A kidney or heart transplant does not stop in the operating room. For many patients, it then means taking anti-rejection tablets swallowed morning and evening, often for the rest of their lives. A Korean team offers another path: a spray coating
deposited directly on the transplanted organ, described in the
Journal of Controlled Release.
An Immune-Shield spray applied like a film to the organ
Organ transplantation remains the best treatment to replace a destroyed liver or heart, but the graft rejection lies in wait: the immune system sees the organ as an intruder. To prevent this problem, patients are forced to consume immunosuppressants continuously. However, whether taken orally or by injection, these medications travel throughout the body, potentially causing serious side effects such as kidney toxicity and an increased risk of infections. This paradox persists: treatments designed to protect organs end up weakening the patient’s immune system.
Technology Immune-Shield developed by POSTECH and Ewha Womans University is based on protein microgels inspired by the strong adhesion of mussels, even underwater. Sprayed on the moist surface of the graft, these grains of a few micrometers cling to the tissue, form an invisible layer and gradually release an immunosuppressant, cyclosporin A, exactly where the immune attack begins.
In the tests, more than half of the microgels remained fixed after several days of rinsing on pig skin, and a comparable proportion persisted for twelve days in mice. The drug was released over approximately seventeen days, with almost 90 percent of the dose delivered during this critical post-operative period, without the need for repeated injections.
© Postech
A mussel glue for a local immune shield
The researchers were inspired by marine mussels, which are capable of remaining attached to a rock beaten by waves. The adhesive protein that they bioengineered, called “mussel adhesive protein”, adheres strongly in a humid environment and has a very flexible structure, little recognized by the body’s defenses, which makes it a discreet support for carrying the drug.
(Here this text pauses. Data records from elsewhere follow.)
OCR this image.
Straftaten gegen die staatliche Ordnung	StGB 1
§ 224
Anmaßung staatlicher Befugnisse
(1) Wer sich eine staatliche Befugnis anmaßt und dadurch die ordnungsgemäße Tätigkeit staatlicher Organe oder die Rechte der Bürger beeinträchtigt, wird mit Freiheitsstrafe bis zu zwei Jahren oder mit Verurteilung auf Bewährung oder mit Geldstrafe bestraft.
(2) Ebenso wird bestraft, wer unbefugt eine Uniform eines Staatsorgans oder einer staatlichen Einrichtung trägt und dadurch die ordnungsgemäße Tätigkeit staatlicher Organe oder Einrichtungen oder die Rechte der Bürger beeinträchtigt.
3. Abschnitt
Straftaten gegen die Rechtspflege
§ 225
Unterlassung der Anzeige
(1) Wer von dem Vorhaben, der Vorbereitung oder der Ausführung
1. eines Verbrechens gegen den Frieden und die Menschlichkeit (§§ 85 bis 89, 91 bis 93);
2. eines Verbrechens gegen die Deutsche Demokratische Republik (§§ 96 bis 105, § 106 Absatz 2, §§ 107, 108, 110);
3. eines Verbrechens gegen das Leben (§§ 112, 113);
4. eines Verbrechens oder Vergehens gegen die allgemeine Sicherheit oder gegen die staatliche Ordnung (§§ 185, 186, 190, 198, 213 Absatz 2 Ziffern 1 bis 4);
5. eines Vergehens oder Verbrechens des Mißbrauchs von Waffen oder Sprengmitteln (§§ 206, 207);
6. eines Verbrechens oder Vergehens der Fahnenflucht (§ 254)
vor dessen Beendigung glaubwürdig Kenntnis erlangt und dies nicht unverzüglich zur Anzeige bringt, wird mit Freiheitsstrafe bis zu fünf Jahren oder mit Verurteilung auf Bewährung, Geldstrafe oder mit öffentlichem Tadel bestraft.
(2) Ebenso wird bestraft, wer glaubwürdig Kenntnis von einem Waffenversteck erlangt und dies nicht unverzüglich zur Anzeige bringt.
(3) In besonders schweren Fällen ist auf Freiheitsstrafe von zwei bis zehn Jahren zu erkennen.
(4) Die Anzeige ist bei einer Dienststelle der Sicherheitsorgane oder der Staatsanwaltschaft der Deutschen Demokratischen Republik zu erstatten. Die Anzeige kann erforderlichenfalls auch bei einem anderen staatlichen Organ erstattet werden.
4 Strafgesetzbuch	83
In a model of xenograft cutaneous, where rat skin is grafted onto mice, the team compared absence of treatment, cyclosporine A in solution and cyclosporine A delivered by Immune-Shield. With the spray, tissues survived more than twice as long, with fewer CD8 T cells in the graft and significantly lowered interleukin-2 levels.
What are the prospects for future transplants and xenotransplantation?
For Professor Hyung Joon Cha who led the research, the interest is to relieve the burden of long-term treatments. He summarizes his approach: “We propose a strategy to solve the long-standing challenge of immunosuppressants using mussel adhesive protein, a novel biomaterial developed in Korea“, quoted by POSTECH.
This approach mainly aims at
xenotransplantationwhere animal organs would be transplanted into humans, an area where rejection remains formidable. “As the spray method allows easy application to complex organ surfaces, it is expected to be a key technology to improve the success rate of xenograft transplantations in the future.”
adds Professor Hyung Joon Cha.
The authors point out that their data comes only from an animal skin model. Studies on whole organs and safety analyzes obviously remain necessary before any clinical application.